ZURICH (Reuters) - La commission exécutive de la FIFA a approuvé jeudi à l'unanimité un ensemble de réformes visant à moraliser le fonctionnement de la Fédération internationale de football prise dans une série d'affaires de corruption.

Parmi les propositions, la commission exécutive prévoit de limiter les mandats des hauts responsables, dont celui du président de l'instance mondiale, et d'imposer une séparation entre les fonctions politiques et les activités de gestion.

Ces mesures seront présentées lors du congrès électif extraordinaire convoqué pour le mois de février qui doit désigner un nouveau président en remplacement de Sepp Blatter qui a décidé de quitter ses fonctions.

"Ces réformes vont dans le sens d'une amélioration de la gouvernance de la FIFA, d'une plus grande transparence et de plus de responsabilité", a déclaré le président par intérim Issa Hayatou dans un communiqué.

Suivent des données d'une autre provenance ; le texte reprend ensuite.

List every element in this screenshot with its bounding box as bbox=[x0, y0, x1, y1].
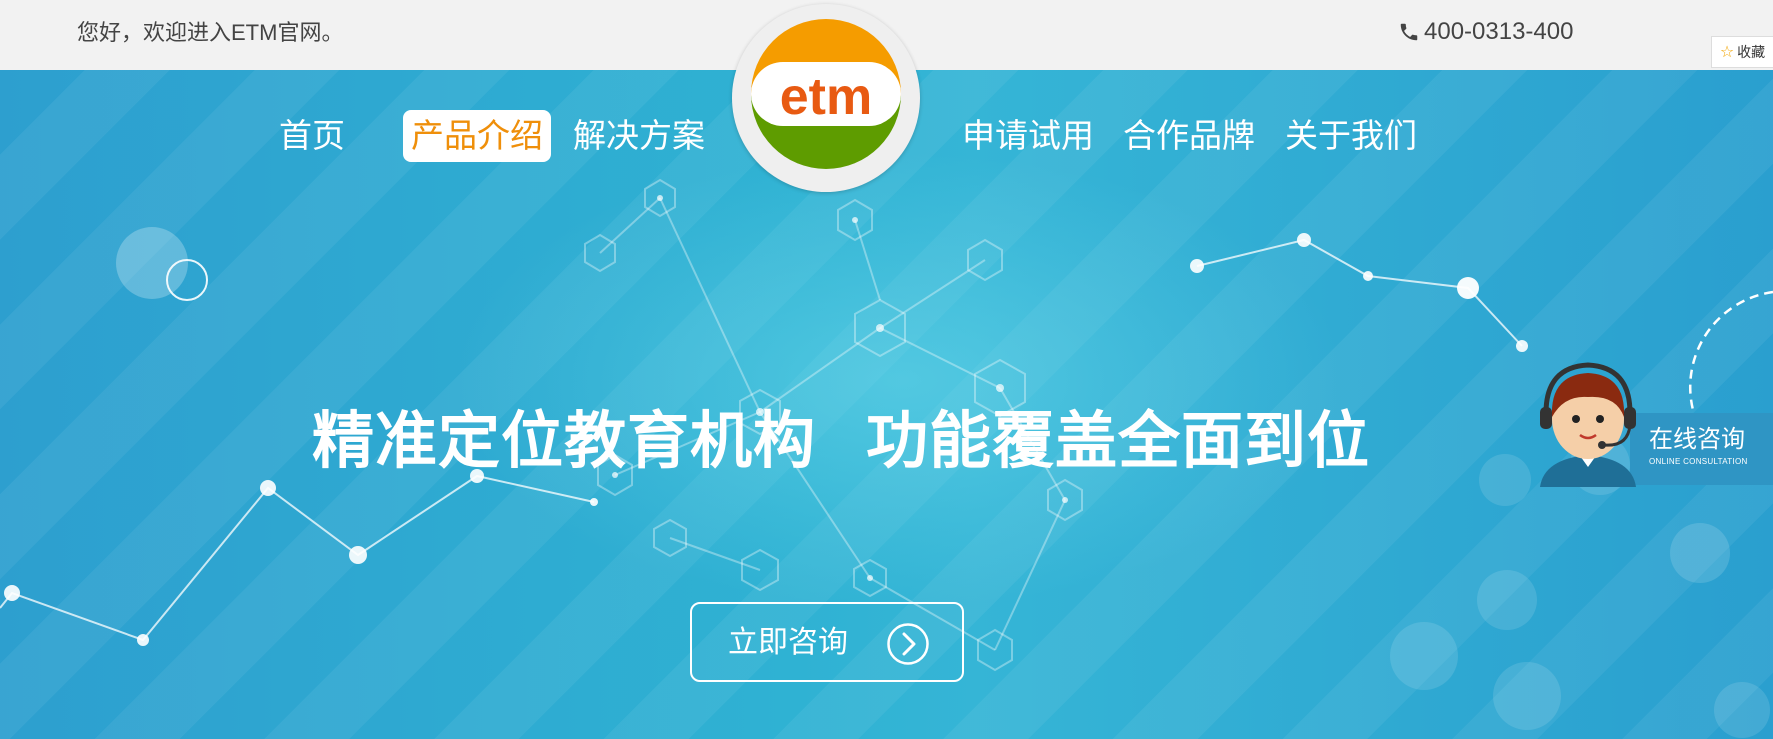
favorite-label: 收藏 bbox=[1737, 44, 1766, 60]
headline-left: 精准定位教育机构 bbox=[312, 407, 817, 476]
nav-item-products[interactable]: 产品介绍 bbox=[403, 110, 551, 162]
nav-item-trial[interactable]: 申请试用 bbox=[954, 110, 1102, 162]
nav-item-partners[interactable]: 合作品牌 bbox=[1115, 110, 1263, 162]
logo-text: etm bbox=[780, 68, 872, 126]
favorite-button[interactable]: ☆ 收藏 bbox=[1711, 36, 1773, 68]
support-subtitle: ONLINE CONSULTATION bbox=[1649, 457, 1748, 466]
cta-label: 立即咨询 bbox=[728, 626, 848, 659]
nav-item-home[interactable]: 首页 bbox=[271, 110, 353, 162]
chevron-right-circle-icon bbox=[887, 623, 929, 665]
logo-emblem: etm bbox=[751, 19, 901, 169]
nav-item-about[interactable]: 关于我们 bbox=[1277, 110, 1425, 162]
consult-now-button[interactable]: 立即咨询 bbox=[690, 602, 964, 682]
headline-right: 功能覆盖全面到位 bbox=[866, 407, 1371, 476]
nav-item-solutions[interactable]: 解决方案 bbox=[565, 110, 713, 162]
customer-service-avatar-icon bbox=[1540, 362, 1636, 487]
phone-number: 400-0313-400 bbox=[1398, 16, 1573, 48]
online-consultation-widget[interactable]: 在线咨询 ONLINE CONSULTATION bbox=[1530, 355, 1773, 487]
support-title: 在线咨询 bbox=[1649, 426, 1745, 453]
phone-text: 400-0313-400 bbox=[1424, 18, 1574, 45]
star-icon: ☆ bbox=[1719, 44, 1735, 61]
phone-icon bbox=[1400, 23, 1418, 41]
etm-logo[interactable]: etm bbox=[732, 4, 920, 192]
welcome-text: 您好，欢迎进入ETM官网。 bbox=[77, 20, 344, 45]
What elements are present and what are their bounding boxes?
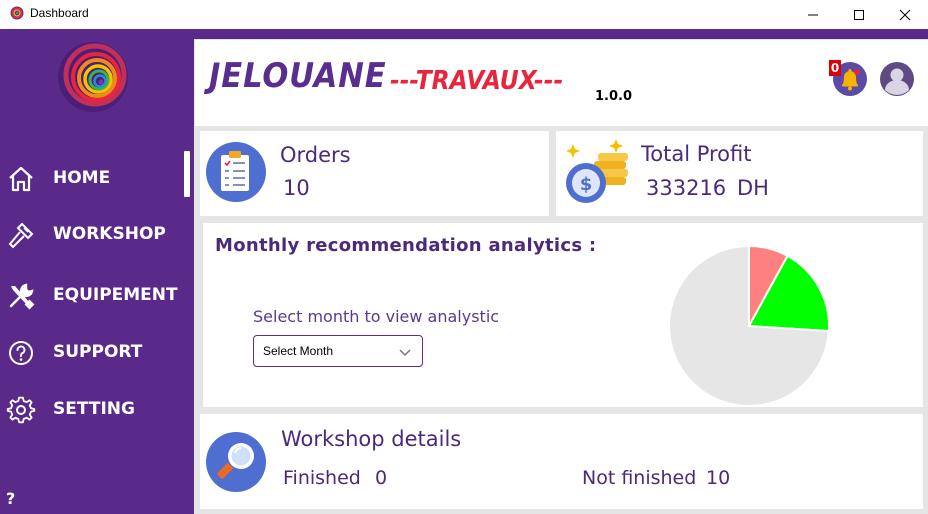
finished-label: Finished bbox=[283, 467, 361, 489]
profit-value: 333216 bbox=[646, 176, 727, 200]
workshop-title: Workshop details bbox=[281, 427, 462, 451]
maximize-icon bbox=[854, 9, 864, 20]
analytics-title: Monthly recommendation analytics : bbox=[215, 235, 597, 256]
sidebar-item-workshop[interactable]: WORKSHOP bbox=[0, 214, 194, 254]
minimize-button[interactable] bbox=[790, 0, 836, 29]
header: JELOUANE ---TRAVAUX--- 1.0.0 0 bbox=[195, 40, 928, 126]
app-logo-icon bbox=[10, 6, 24, 20]
workshop-card: Workshop details Finished 0 Not finished… bbox=[200, 414, 923, 509]
close-icon bbox=[899, 9, 911, 20]
svg-text:$: $ bbox=[580, 174, 593, 195]
orders-title: Orders bbox=[280, 143, 351, 167]
gear-icon bbox=[6, 396, 36, 424]
user-avatar-icon[interactable] bbox=[879, 61, 915, 97]
not-finished-label: Not finished bbox=[582, 467, 697, 489]
finished-value: 0 bbox=[375, 467, 388, 489]
select-month-label: Select month to view analystic bbox=[253, 307, 500, 326]
sidebar-item-equipement[interactable]: EQUIPEMENT bbox=[0, 275, 194, 315]
brand-subtitle: ---TRAVAUX--- bbox=[390, 66, 564, 96]
profit-title: Total Profit bbox=[641, 142, 752, 166]
clipboard-icon bbox=[206, 142, 266, 202]
minimize-icon bbox=[808, 14, 818, 15]
sidebar-item-label: HOME bbox=[53, 168, 111, 188]
close-button[interactable] bbox=[882, 0, 928, 29]
analytics-pie-chart bbox=[668, 245, 830, 407]
help-button[interactable]: ? bbox=[6, 489, 15, 508]
analytics-card: Monthly recommendation analytics : Selec… bbox=[203, 223, 923, 407]
orders-value: 10 bbox=[283, 176, 310, 200]
orders-card: Orders 10 bbox=[200, 131, 549, 216]
sidebar-item-setting[interactable]: SETTING bbox=[0, 389, 194, 429]
maximize-button[interactable] bbox=[836, 0, 882, 29]
sidebar-item-support[interactable]: SUPPORT bbox=[0, 332, 194, 372]
brand-title: JELOUANE bbox=[209, 56, 387, 96]
not-finished-value: 10 bbox=[706, 467, 731, 489]
home-icon bbox=[9, 166, 33, 192]
window-title: Dashboard bbox=[30, 6, 89, 20]
magnifier-icon bbox=[206, 432, 266, 492]
month-select-value: Select Month bbox=[263, 344, 334, 358]
company-logo bbox=[58, 42, 128, 112]
profit-card: $ Total Profit 333216 DH bbox=[556, 131, 923, 216]
sidebar: HOME WORKSHOP EQUIPEMENT SUPPORT SETTING… bbox=[0, 29, 194, 514]
profit-unit: DH bbox=[737, 176, 769, 200]
help-circle-icon bbox=[9, 341, 33, 365]
sidebar-item-label: SUPPORT bbox=[53, 342, 143, 362]
month-select[interactable]: Select Month bbox=[253, 335, 423, 367]
version-label: 1.0.0 bbox=[595, 89, 633, 104]
sidebar-item-label: SETTING bbox=[53, 399, 135, 419]
window-titlebar: Dashboard bbox=[0, 0, 928, 29]
hammer-icon bbox=[8, 222, 34, 249]
sidebar-item-home[interactable]: HOME bbox=[0, 158, 194, 198]
money-icon: $ bbox=[566, 139, 628, 203]
tools-icon bbox=[9, 283, 35, 310]
sidebar-item-label: WORKSHOP bbox=[53, 224, 166, 244]
sidebar-item-label: EQUIPEMENT bbox=[53, 285, 178, 305]
chevron-down-icon bbox=[399, 349, 411, 357]
notification-count-badge: 0 bbox=[829, 60, 841, 76]
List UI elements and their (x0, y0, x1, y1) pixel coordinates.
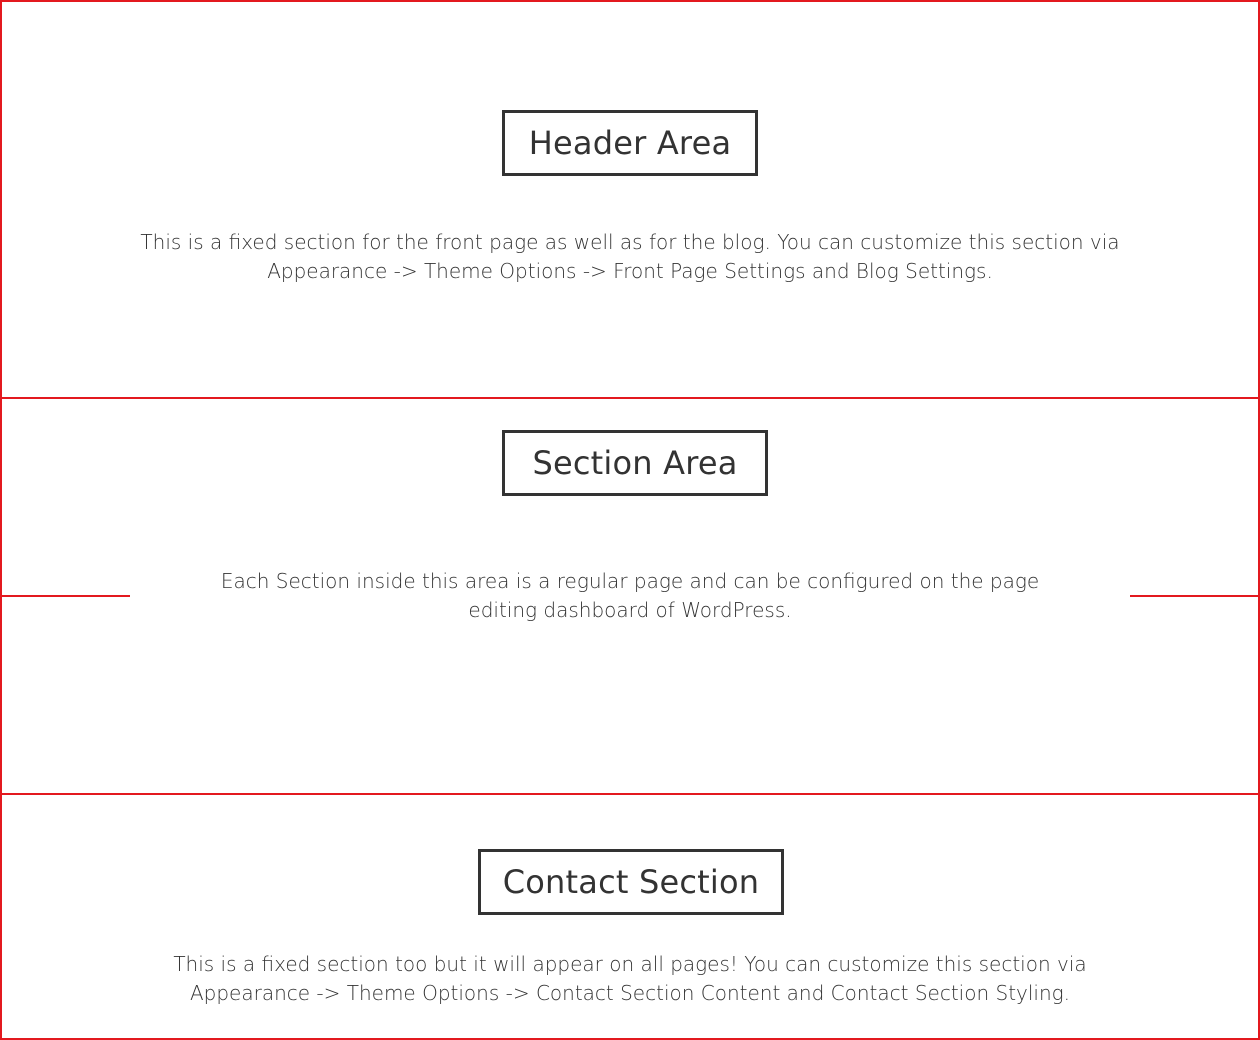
section-contact-divider (0, 793, 1260, 795)
header-area-title: Header Area (502, 110, 758, 176)
section-midline-left (0, 595, 130, 597)
header-area-description: This is a fixed section for the front pa… (60, 228, 1200, 286)
section-area-description: Each Section inside this area is a regul… (150, 567, 1110, 625)
header-section-divider (0, 397, 1260, 399)
section-area-title: Section Area (502, 430, 768, 496)
contact-section-description-line-2: Appearance -> Theme Options -> Contact S… (189, 981, 1071, 1005)
contact-section-title: Contact Section (478, 849, 784, 915)
section-midline-right (1130, 595, 1260, 597)
contact-section-description: This is a fixed section too but it will … (60, 950, 1200, 1008)
header-area-description-line-2: Appearance -> Theme Options -> Front Pag… (267, 259, 993, 283)
header-area-description-line-1: This is a fixed section for the front pa… (140, 230, 1120, 254)
section-area-description-line-1: Each Section inside this area is a regul… (220, 569, 1040, 593)
section-area-description-line-2: editing dashboard of WordPress. (468, 598, 792, 622)
contact-section-description-line-1: This is a fixed section too but it will … (173, 952, 1087, 976)
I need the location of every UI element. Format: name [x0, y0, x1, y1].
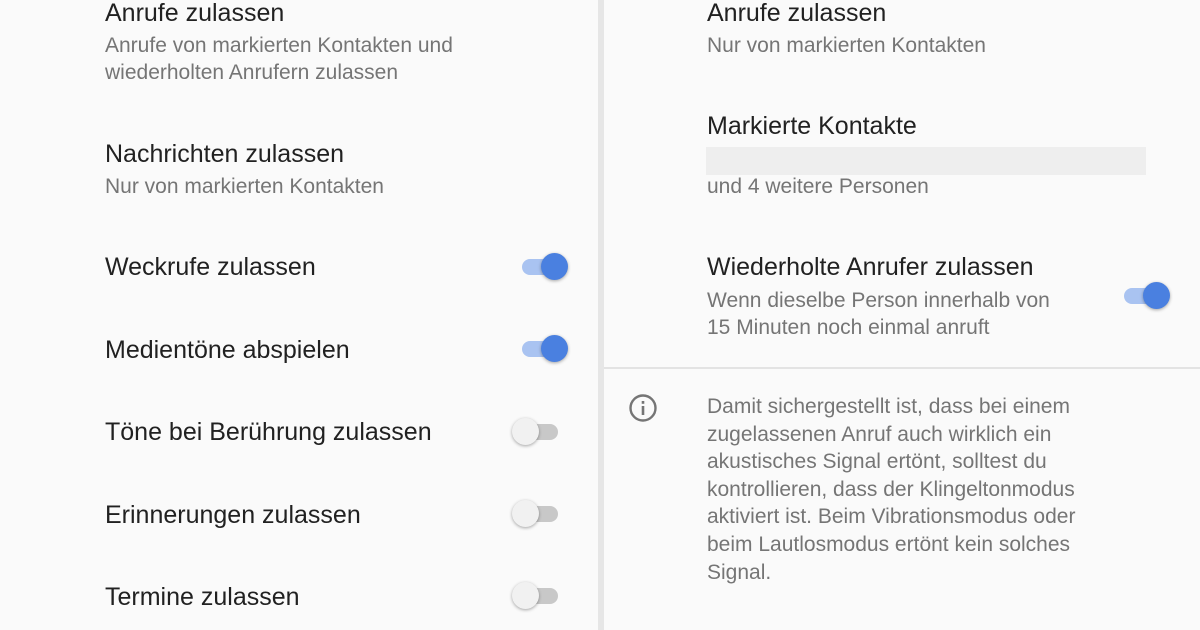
toggle-thumb [512, 582, 539, 609]
repeat-callers-line1: Wenn dieselbe Person innerhalb von [707, 289, 1050, 312]
info-text: Damit sichergestellt ist, dass bei einem… [707, 393, 1147, 586]
left-panel: Anrufe zulassen Anrufe von markierten Ko… [0, 0, 598, 630]
section-divider [604, 367, 1200, 369]
info-line: aktiviert ist. Beim Vibrationsmodus oder [707, 505, 1076, 529]
info-line: zugelassenen Anruf auch wirklich ein [707, 422, 1052, 446]
info-line: kontrollieren, dass der Klingeltonmodus [707, 477, 1075, 501]
reminders-toggle[interactable] [512, 498, 564, 528]
messages-title: Nachrichten zulassen [105, 140, 345, 168]
calls-subtitle-line1: Anrufe von markierten Kontakten und [105, 34, 453, 57]
messages-subtitle: Nur von markierten Kontakten [105, 175, 384, 198]
events-label: Termine zulassen [105, 583, 300, 611]
right-calls-setting-row[interactable]: Anrufe zulassen Nur von markierten Konta… [604, 0, 1200, 70]
events-toggle[interactable] [512, 580, 564, 610]
info-line: Damit sichergestellt ist, dass bei einem [707, 395, 1070, 418]
starred-contacts-row[interactable]: Markierte Kontakte und 4 weitere Persone… [604, 100, 1200, 210]
info-icon [629, 394, 657, 422]
calls-subtitle-line2: wiederholten Anrufern zulassen [105, 61, 399, 84]
alarms-toggle[interactable] [520, 251, 572, 281]
starred-contacts-title: Markierte Kontakte [707, 112, 917, 140]
events-setting-row[interactable]: Termine zulassen [0, 571, 598, 621]
repeat-callers-row[interactable]: Wiederholte Anrufer zulassen Wenn diesel… [604, 242, 1200, 352]
info-line: akustisches Signal ertönt, solltest du [707, 450, 1047, 474]
calls-title: Anrufe zulassen [105, 0, 285, 27]
reminders-label: Erinnerungen zulassen [105, 501, 361, 529]
media-setting-row[interactable]: Medientöne abspielen [0, 324, 598, 374]
touch-sounds-label: Töne bei Berührung zulassen [105, 418, 432, 446]
repeat-callers-line2: 15 Minuten noch einmal anruft [707, 316, 990, 339]
toggle-thumb [541, 335, 568, 362]
media-toggle[interactable] [520, 333, 572, 363]
toggle-thumb [512, 418, 539, 445]
media-label: Medientöne abspielen [105, 336, 350, 364]
right-panel: Anrufe zulassen Nur von markierten Konta… [604, 0, 1200, 630]
repeat-callers-title: Wiederholte Anrufer zulassen [707, 253, 1034, 281]
right-calls-subtitle: Nur von markierten Kontakten [707, 34, 986, 57]
toggle-thumb [512, 500, 539, 527]
messages-setting-row[interactable]: Nachrichten zulassen Nur von markierten … [0, 130, 598, 210]
starred-contacts-list-placeholder [706, 147, 1146, 175]
touch-sounds-setting-row[interactable]: Töne bei Berührung zulassen [0, 406, 598, 456]
alarms-label: Weckrufe zulassen [105, 253, 316, 281]
repeat-callers-toggle[interactable] [1122, 280, 1174, 310]
toggle-thumb [1143, 282, 1170, 309]
toggle-thumb [541, 253, 568, 280]
reminders-setting-row[interactable]: Erinnerungen zulassen [0, 488, 598, 538]
calls-setting-row[interactable]: Anrufe zulassen Anrufe von markierten Ko… [0, 0, 598, 100]
dnd-settings-screen: Anrufe zulassen Anrufe von markierten Ko… [0, 0, 1200, 630]
info-line: beim Lautlosmodus ertönt kein solches [707, 532, 1071, 556]
info-line: Signal. [707, 560, 772, 584]
starred-contacts-subtitle: und 4 weitere Personen [707, 175, 929, 198]
touch-sounds-toggle[interactable] [512, 416, 564, 446]
right-calls-title: Anrufe zulassen [707, 0, 887, 27]
alarms-setting-row[interactable]: Weckrufe zulassen [0, 242, 598, 292]
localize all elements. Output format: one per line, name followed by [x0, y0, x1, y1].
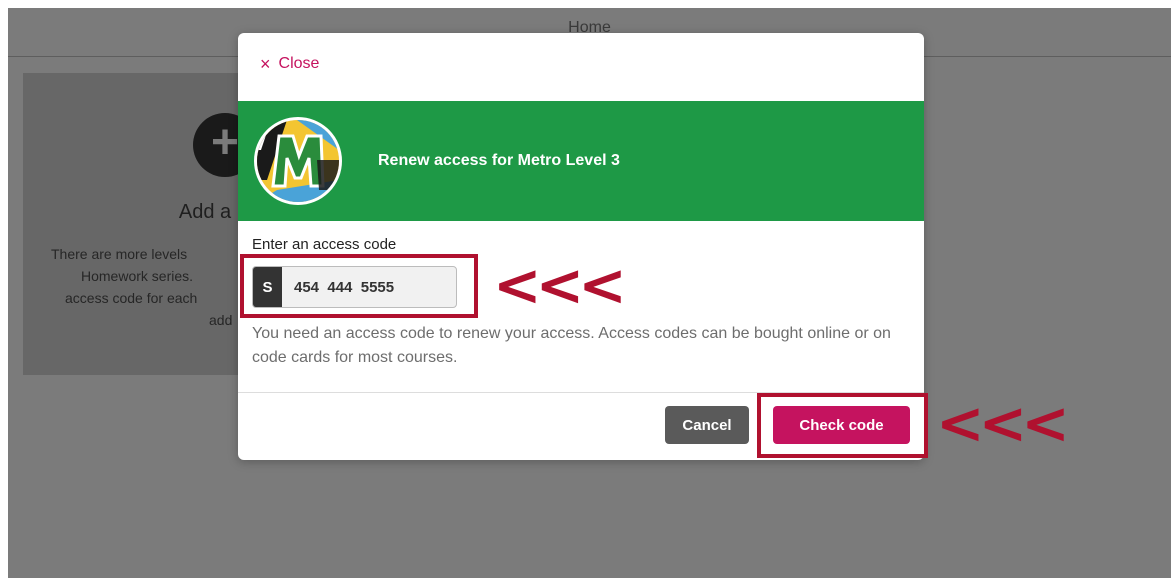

"Elles marquent une étape importante sur la voie d'un rétablissement de la crédibilité de la Fifa en tant qu'organisation sportive moderne, fiable et professionnelle", a-t-il ajouté.

Les dirigeants de l'instance mondiale, y compris son président, ne pourront pas exercer plus de trois mandats de quatre années chacun et tout élu fera l'objet d'une enquête de moralité avant de pouvoir prendre ses fonctions.

Les compétences politiques et les activités de gestion, qui sont actuellement concentrées aux mains de la commission exécutive, seront désormais dissociées.

LE MONDIAL RESTE À 32 PAYS

Un conseil de la FIFA, qui remplacera la commission exécutive, aura la responsabilité de "fixer les orientations stratégiques globales de l'organisation tandis que le secrétariat général contrôlera les activités opérationnelles et commerciales pour mettre en pratique cette stratégie".

De plus, chaque fédération continentale aura parmi ses représentants au moins une femme.

La FIFA a renoncé à se prononcer dans l'immédiat sur une proposition d'élargissement de la phase finale de la Coupe du monde de 32 à 40 nations.

"Il n'y a pas de décision sur cette proposition mais il y aura de nouveaux débats", précise la fédération internationale. De nombreux dirigeants estiment que le format à 32 est celui qui convient le mieux et que l'inclusion de nouvelles équipes entraînerait une baisse de la qualité du tournoi ainsi des problèmes de gestion de l'événement.

La crise dans laquelle se trouve plongée la FIFA a connu un nouveau rebondissement jeudi avec les arrestations de deux responsables dans un hôtel de Zurich.

"Les deux responsables de la FIFA qui ont été arrêtés à Zurich à la demande de l'Office fédéral de la justice ont été entendus par la police cantonale dans le cadre de mandats d'arrêt américains", a indiqué l'Office fédéral helvétique de la justice (OFJ). "Ils ont exprimé leur opposition à une extradition vers les Etats-Unis".

L'OFJ a précisé que les deux responsables appréhendés sont le Hondurien Alfredo Hawit, président de la Concacaf (Confédération de football d'Amérique du Nord, centrale et des Caraïbes) et le Paraguayen Juan Angel Napout, président de la Conmebol (Confédération sud-américaine de football).